Methods: A survey was given at random to English speaking patients in clinic. Those with glaucoma or history of SLT were excluded. Two identifical forms were distributed except Form A used the word “laser” while Form B described SLT as “light assisted therapy”. Patients were given a hypothetical situation in which they were newly diagnosed with POAG and given the option between initiation of medical management or SLT. The risks and benefits of each were described as stated in the American Academy of Ophthalmology pamphlet for laser trabeculoplasty and glaucoma.

Results: A total of 47 patients participated, 24 used Form A and 23 used Form B with an equal number of males and females in each group. The mean age of respondents was 55.34 (54.3 Group A, 56.3 Group B) with a range from 18-84 years old. No significant difference was found between responses from Form A and Form B (p=0.44) with medical management being the more popular choice (54% and 65% respectively).
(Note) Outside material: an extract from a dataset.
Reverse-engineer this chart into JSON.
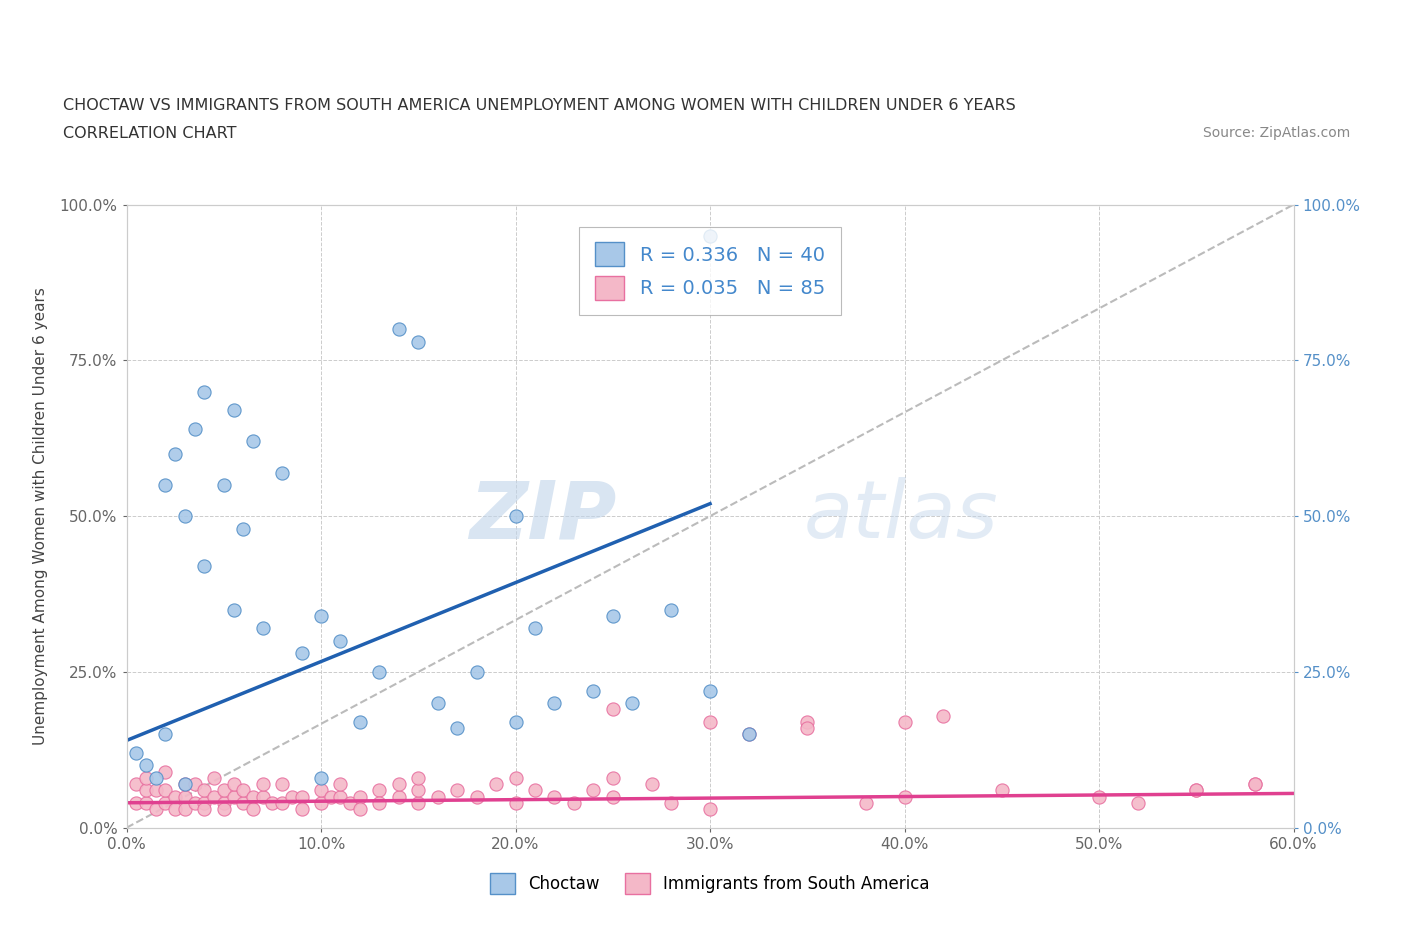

In a subgroup analysis for age, sex and level of education there was also no significance (p=0.67, 0.91, 0.44 respectively).

Conclusions: When asked why patients opted for medical management, most stated that it seemed safer and that “damage to the cornea, iris, or retina” as stated in the AAO pamphlet detoured them from choosing SLT. For those that did choose SLT, the most popular reason was to remain free from daily use of eye drops. Although exceedingly rare, the risks of laser trabeculoplasty as stated, were enough to detour most patients. It appears as though there is still a disjunction between how patients and ophthalmologists feel about the opinion of SLT. This appears to involve more than just a fear of the word “laser” although a larger sample group may have lead to statistical significance.